According to this will, then, Isaac Johns gives his whole estate, both real and personal, to his wife, Ann, for life, and the remainder to Ms and her youngest sister, equally. The claim set up to these slaves is by her sister and her present husband, to secure their interest thus created in the one-half of this property. It has been before stated that Esther, the mother of all the slaves in controversy, was purchased with $275 of the money derived from Johns’ estate, under this will, and the absolute title by bill of sale taken to herself, while she was the wife of Key, her second husband, in 1811. In 1826, as we have seen, he bequeathed them to his wife Ann as his own, without restrictions or limitations. Key died in 1828, and the slaves remained in the possession of the widow. She married Yaden in 1829 or ’30, and they went with her into his possession, and so continued until his death. There is much proof as to her declarations and of his, in loose conversations, in relation to the title, and this supposed remainder interest was frequently referred to and acknowledged by her, and perhaps by both. But the negroes still continued in the possession and under the control of Yaden, and were managed and used as his own. The neighbors regarded the ownership and character of holding in different lights, according to the different conversations they might happen .to hear, or the constructions placed upon the acts and words of the parties. All this, as it appears in the record, is too vague, uncertain, and contradictory to predicate any right of property upon it, and leaves the case for the operation of the [450]*450rule, that the title is presumed to he with the posses sion, and the marital right to attach, unless the contrary is made to appear in a reliable and satisfactory mode.

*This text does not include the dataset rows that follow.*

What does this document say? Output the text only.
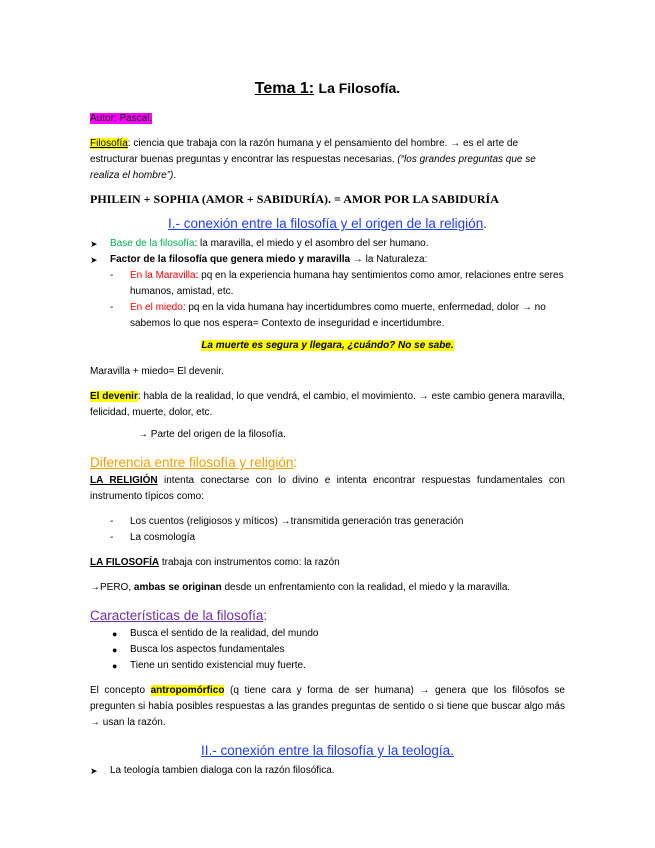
Tema 1: La Filosofía.

Autor: Pascal.

Filosofía: ciencia que trabaja con la razón humana y el pensamiento del hombre. → es el arte de estructurar buenas preguntas y encontrar las respuestas necesarias. (“los grandes preguntas que se realiza el hombre”).

PHILEIN + SOPHIA (AMOR + SABIDURÍA). = AMOR POR LA SABIDURÍA

I.- conexión entre la filosofía y el origen de la religión.

➤ Base de la filosofía: la maravilla, el miedo y el asombro del ser humano.
➤ Factor de la filosofía que genera miedo y maravilla → la Naturaleza:
- En la Maravilla: pq en la experiencia humana hay sentimientos como amor, relaciones entre seres humanos, amistad, etc.
- En el miedo: pq en la vida humana hay incertidumbres como muerte, enfermedad, dolor → no sabemos lo que nos espera= Contexto de inseguridad e incertidumbre.

La muerte es segura y llegara, ¿cuándo? No se sabe.

Maravilla + miedo= El devenir.

El devenir: habla de la realidad, lo que vendrá, el cambio, el movimiento. → este cambio genera maravilla, felicidad, muerte, dolor, etc.

→ Parte del origen de la filosofía.

Diferencia entre filosofía y religión:

LA RELIGIÓN intenta conectarse con lo divino e intenta encontrar respuestas fundamentales con instrumento típicos como:

- Los cuentos (religiosos y míticos) →transmitida generación tras generación
- La cosmología

LA FILOSOFÍA trabaja con instrumentos como: la razón

→PERO, ambas se originan desde un enfrentamiento con la realidad, el miedo y la maravilla.

Características de la filosofía:

● Busca el sentido de la realidad, del mundo
● Busca los aspectos fundamentales
● Tiene un sentido existencial muy fuerte.

El concepto antropomórfico (q tiene cara y forma de ser humana) → genera que los filósofos se pregunten si había posibles respuestas a las grandes preguntas de sentido o si tiene que buscar algo más → usan la razón.

II.- conexión entre la filosofía y la teología.

➤ La teología tambien dialoga con la razón filosófica.
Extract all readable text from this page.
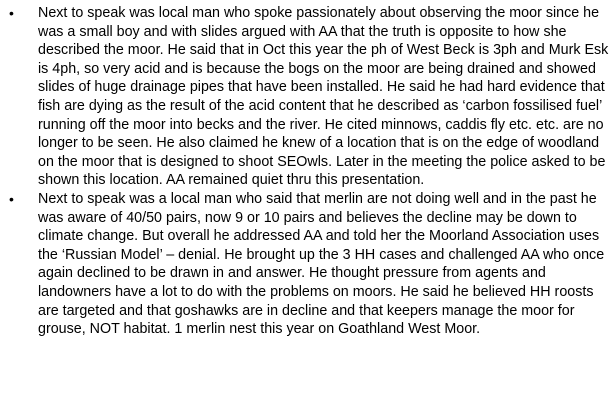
• Next to speak was local man who spoke passionately about observing the moor since he was a small boy and with slides argued with AA that the truth is opposite to how she described the moor. He said that in Oct this year the ph of West Beck is 3ph and Murk Esk is 4ph, so very acid and is because the bogs on the moor are being drained and showed slides of huge drainage pipes that have been installed. He said he had hard evidence that fish are dying as the result of the acid content that he described as ‘carbon fossilised fuel’ running off the moor into becks and the river. He cited minnows, caddis fly etc. etc. are no longer to be seen. He also claimed he knew of a location that is on the edge of woodland on the moor that is designed to shoot SEOwls. Later in the meeting the police asked to be shown this location. AA remained quiet thru this presentation.
• Next to speak was a local man who said that merlin are not doing well and in the past he was aware of 40/50 pairs, now 9 or 10 pairs and believes the decline may be down to climate change. But overall he addressed AA and told her the Moorland Association uses the ‘Russian Model’ – denial. He brought up the 3 HH cases and challenged AA who once again declined to be drawn in and answer. He thought pressure from agents and landowners have a lot to do with the problems on moors. He said he believed HH roosts are targeted and that goshawks are in decline and that keepers manage the moor for grouse, NOT habitat. 1 merlin nest this year on Goathland West Moor.
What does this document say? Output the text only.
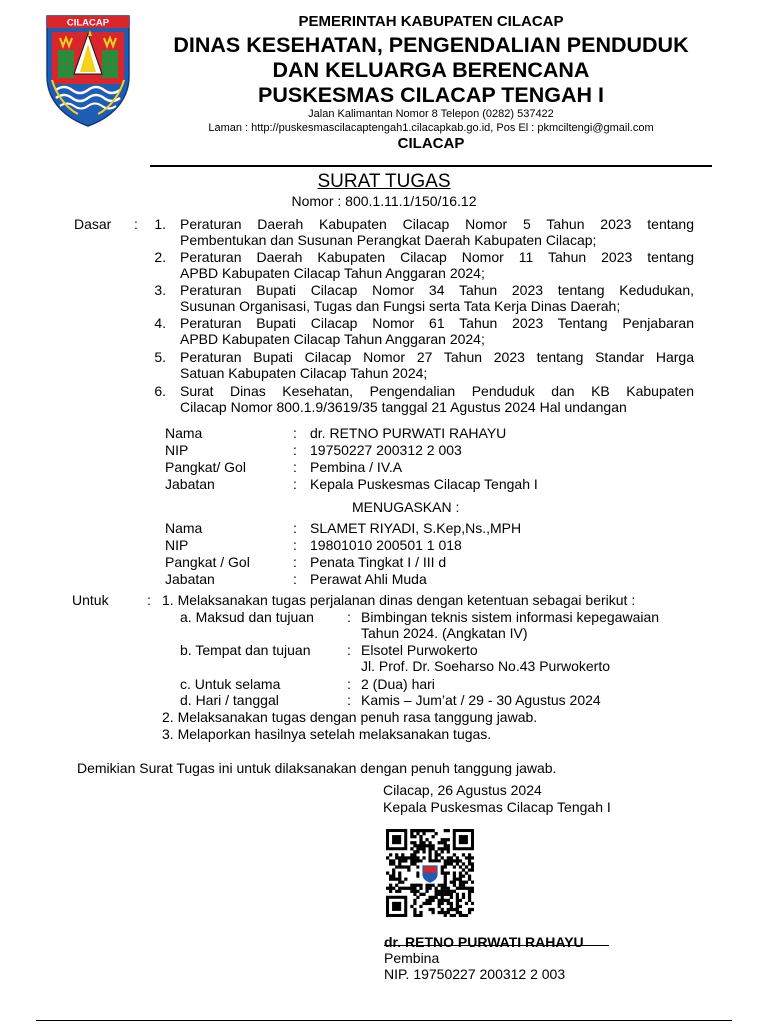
CILACAP	PEMERINTAH KABUPATEN CILACAP
DINAS KESEHATAN, PENGENDALIAN PENDUDUK
DAN KELUARGA BERENCANA
PUSKESMAS CILACAP TENGAH I
Jalan Kalimantan Nomor 8 Telepon (0282) 537422
Laman : http://puskesmascilacaptengah1.cilacapkab.go.id, Pos El : pkmciltengi@gmail.com
CILACAP
SURAT TUGAS
Nomor : 800.1.11.1/150/16.12
Dasar :	1. Peraturan Daerah Kabupaten Cilacap Nomor 5 Tahun 2023 tentang
Pembentukan dan Susunan Perangkat Daerah Kabupaten Cilacap;
2. Peraturan Daerah Kabupaten Cilacap Nomor 11 Tahun 2023 tentang
APBD Kabupaten Cilacap Tahun Anggaran 2024;
3. Peraturan Bupati Cilacap Nomor 34 Tahun 2023 tentang Kedudukan,
Susunan Organisasi, Tugas dan Fungsi serta Tata Kerja Dinas Daerah;
4. Peraturan Bupati Cilacap Nomor 61 Tahun 2023 Tentang Penjabaran
APBD Kabupaten Cilacap Tahun Anggaran 2024;
5. Peraturan Bupati Cilacap Nomor 27 Tahun 2023 tentang Standar Harga
Satuan Kabupaten Cilacap Tahun 2024;
6. Surat Dinas Kesehatan, Pengendalian Penduduk dan KB Kabupaten
Cilacap Nomor 800.1.9/3619/35 tanggal 21 Agustus 2024 Hal undangan
Nama	: dr. RETNO PURWATI RAHAYU
NIP	: 19750227 200312 2 003
Pangkat/ Gol	: Pembina / IV.A
Jabatan	: Kepala Puskesmas Cilacap Tengah I
MENUGASKAN :
Nama	: SLAMET RIYADI, S.Kep,Ns.,MPH
NIP	: 19801010 200501 1 018
Pangkat / Gol	: Penata Tingkat I / III d
Jabatan	: Perawat Ahli Muda
Untuk	: 1. Melaksanakan tugas perjalanan dinas dengan ketentuan sebagai berikut :
a. Maksud dan tujuan : Bimbingan teknis sistem informasi kepegawaian
Tahun 2024. (Angkatan IV)
b. Tempat dan tujuan	: Elsotel Purwokerto
Jl. Prof. Dr. Soeharso No.43 Purwokerto
c. Untuk selama	: 2 (Dua) hari
d. Hari / tanggal	: Kamis – Jum’at / 29 - 30 Agustus 2024
2. Melaksanakan tugas dengan penuh rasa tanggung jawab.
3. Melaporkan hasilnya setelah melaksanakan tugas.
Demikian Surat Tugas ini untuk dilaksanakan dengan penuh tanggung jawab.
Cilacap, 26 Agustus 2024
Kepala Puskesmas Cilacap Tengah I
dr. RETNO PURWATI RAHAYU
Pembina
NIP. 19750227 200312 2 003
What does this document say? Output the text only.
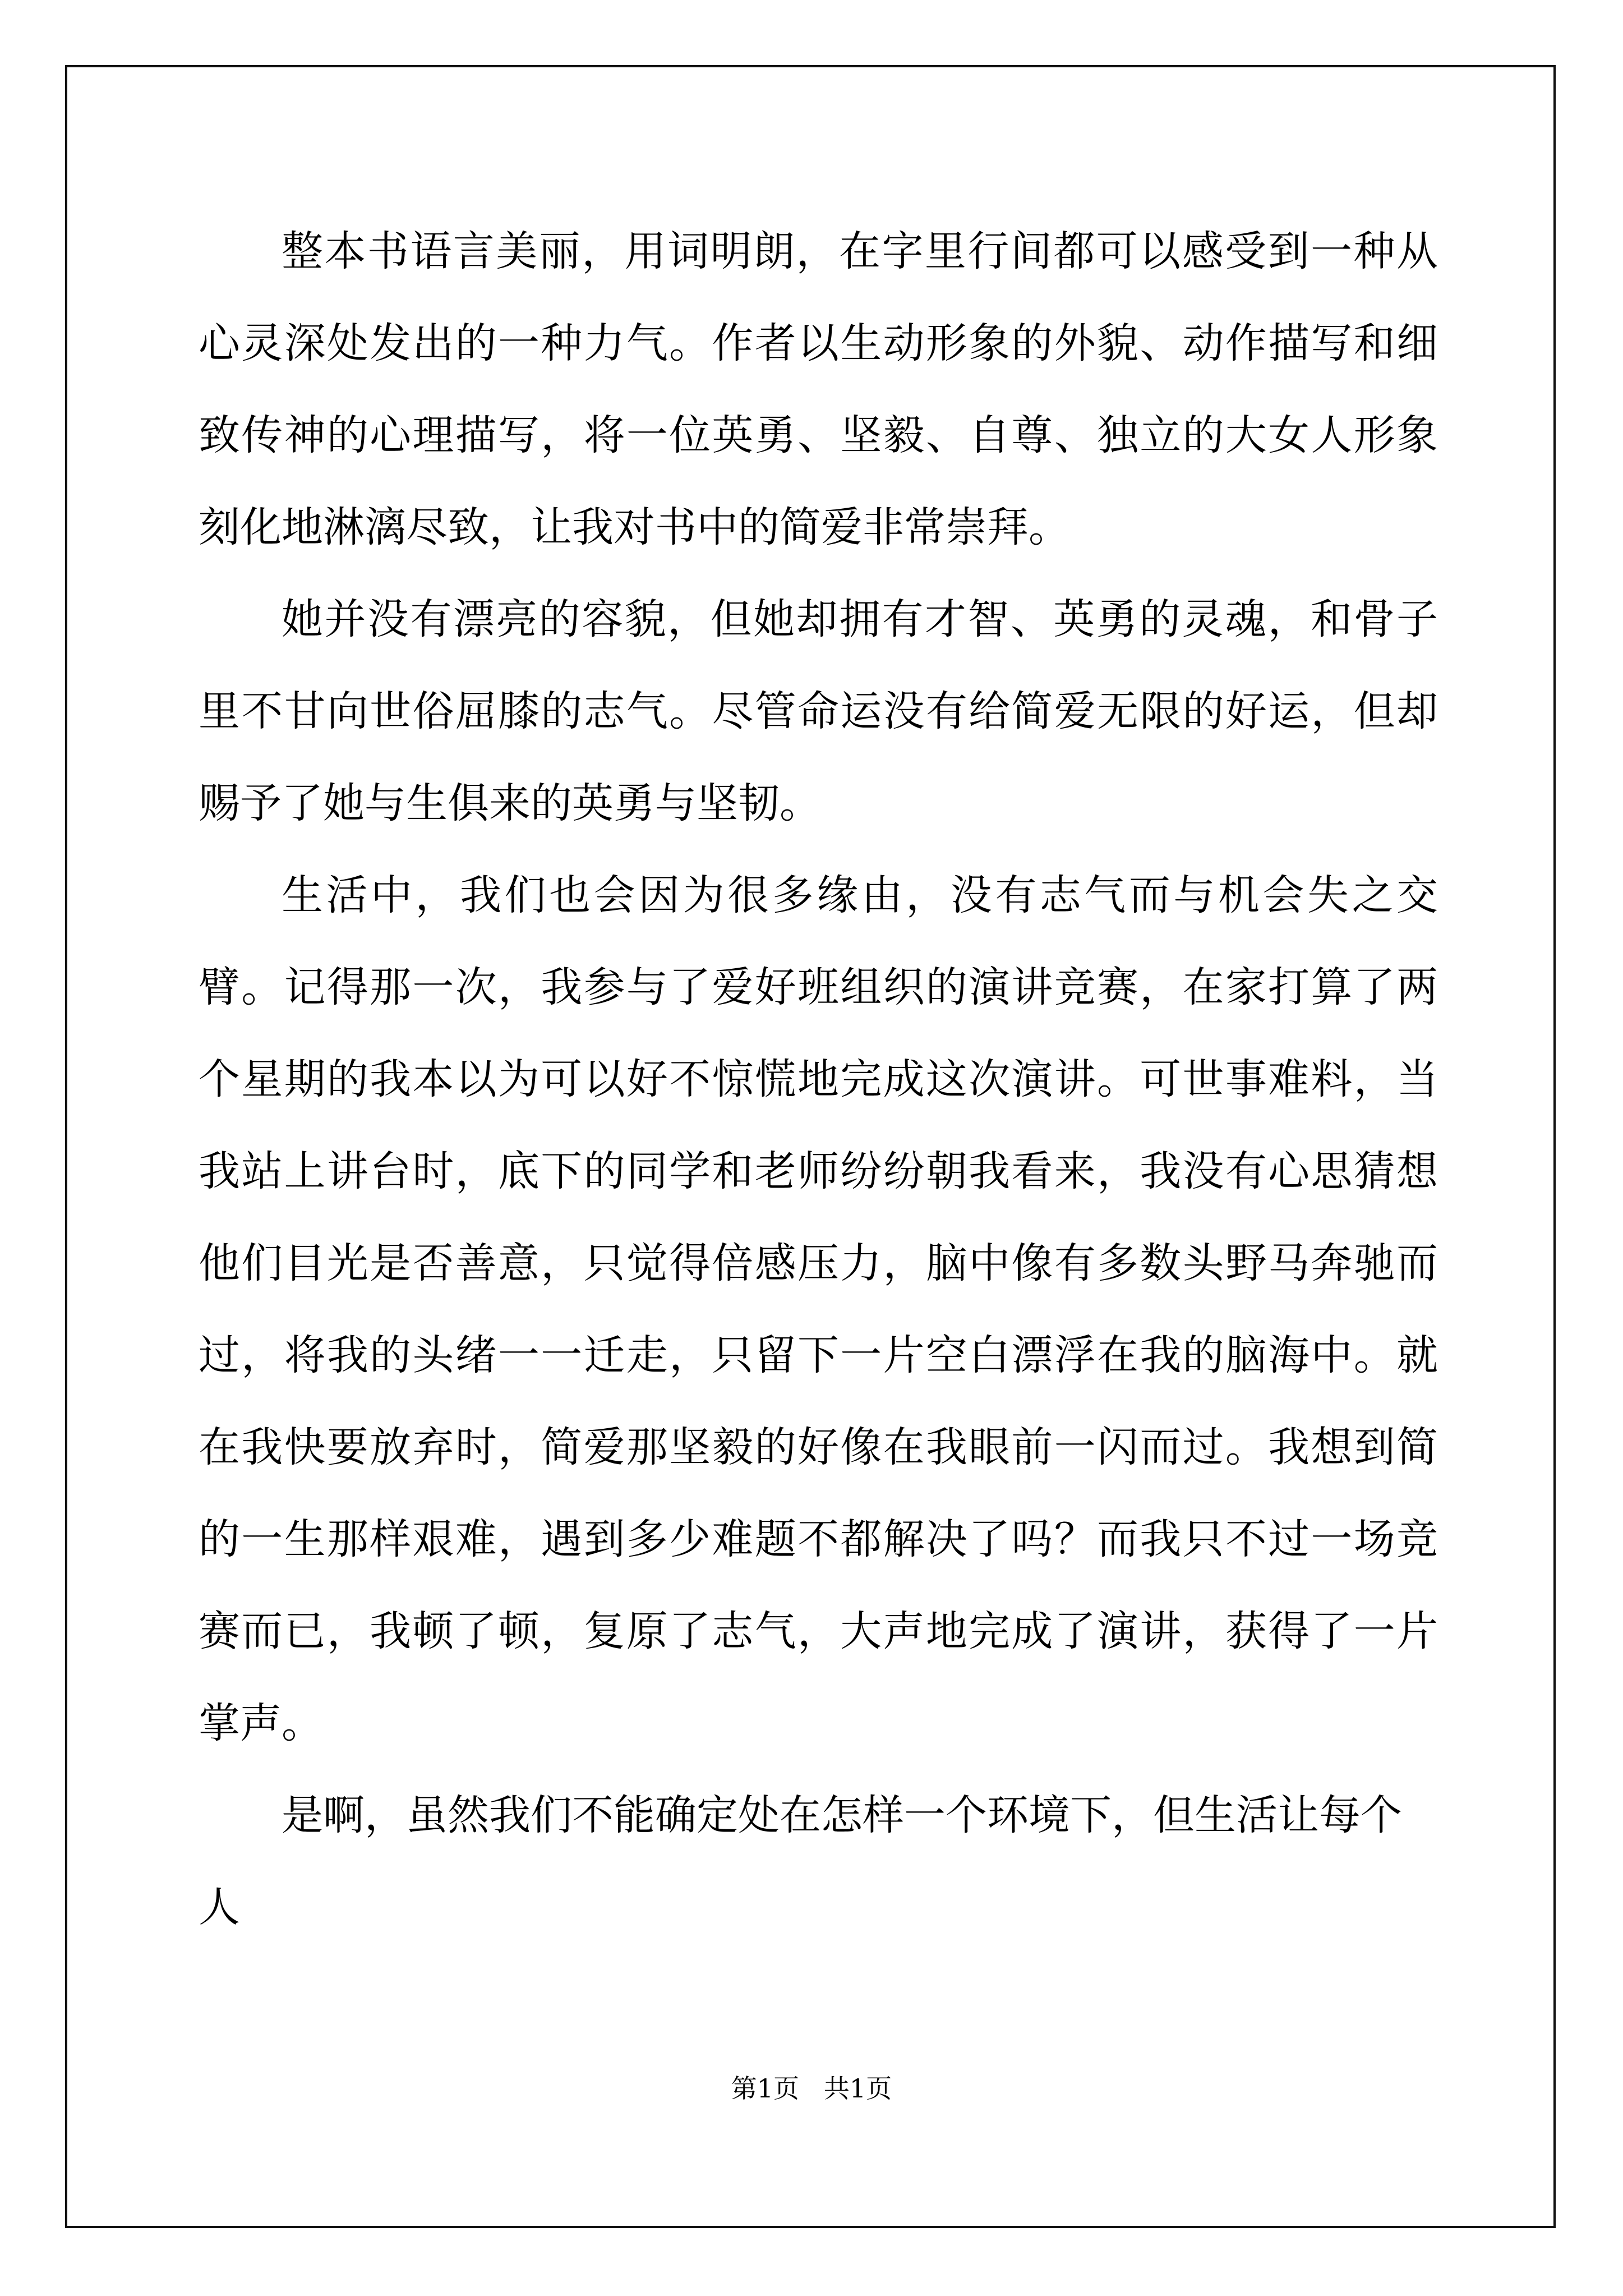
整本书语言美丽，用词明朗，在字里行间都可以感受到一种从心灵深处发出的一种力气。作者以生动形象的外貌、动作描写和细致传神的心理描写，将一位英勇、坚毅、自尊、独立的大女人形象刻化地淋漓尽致，让我对书中的简爱非常崇拜。

她并没有漂亮的容貌，但她却拥有才智、英勇的灵魂，和骨子里不甘向世俗屈膝的志气。尽管命运没有给简爱无限的好运，但却赐予了她与生俱来的英勇与坚韧。

生活中，我们也会因为很多缘由，没有志气而与机会失之交臂。记得那一次，我参与了爱好班组织的演讲竞赛，在家打算了两个星期的我本以为可以好不惊慌地完成这次演讲。可世事难料，当我站上讲台时，底下的同学和老师纷纷朝我看来，我没有心思猜想他们目光是否善意，只觉得倍感压力，脑中像有多数头野马奔驰而过，将我的头绪一一迁走，只留下一片空白漂浮在我的脑海中。就在我快要放弃时，简爱那坚毅的好像在我眼前一闪而过。我想到简的一生那样艰难，遇到多少难题不都解决了吗？而我只不过一场竞赛而已，我顿了顿，复原了志气，大声地完成了演讲，获得了一片掌声。

是啊，虽然我们不能确定处在怎样一个环境下，但生活让每个人

第1页   共1页
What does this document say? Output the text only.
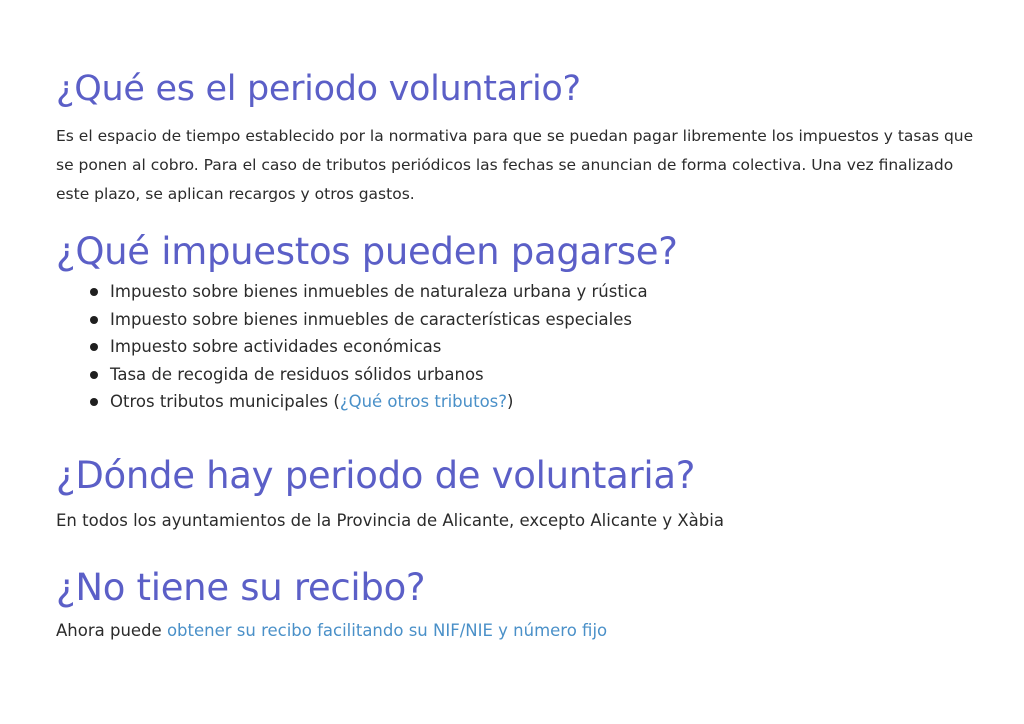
¿Qué es el periodo voluntario?

Es el espacio de tiempo establecido por la normativa para que se puedan pagar libremente los impuestos y tasas que se ponen al cobro. Para el caso de tributos periódicos las fechas se anuncian de forma colectiva. Una vez finalizado este plazo, se aplican recargos y otros gastos.

¿Qué impuestos pueden pagarse?
Impuesto sobre bienes inmuebles de naturaleza urbana y rústica
Impuesto sobre bienes inmuebles de características especiales
Impuesto sobre actividades económicas
Tasa de recogida de residuos sólidos urbanos
Otros tributos municipales (¿Qué otros tributos?)
¿Dónde hay periodo de voluntaria?

En todos los ayuntamientos de la Provincia de Alicante, excepto Alicante y Xàbia

¿No tiene su recibo?

Ahora puede obtener su recibo facilitando su NIF/NIE y número fijo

We consider it clearly established, that the title to the girl Esther, at the time of her purchase passed into Key, as the husband of Ann, in 1811, and by his will to her again, in 1828, and upon her marriage with Yaden, in 1830, into him, by virtue of his marital right. Consequently they would constitute a part of his estate at his death. But although this may be so, it is insisted on the other side, that inasmuch as the fund with which they were originally purchased was subject to the remainder of complainants in the cross-bill, after the termination of the life estate, that they have a right to elect whether they will receive the fund or the property in which it was invested by the tenant for life. This is the main and decisive question in the case.

We are not aware that the precise question has ever been adjudicated in this State. But the principle stated in Bonner v.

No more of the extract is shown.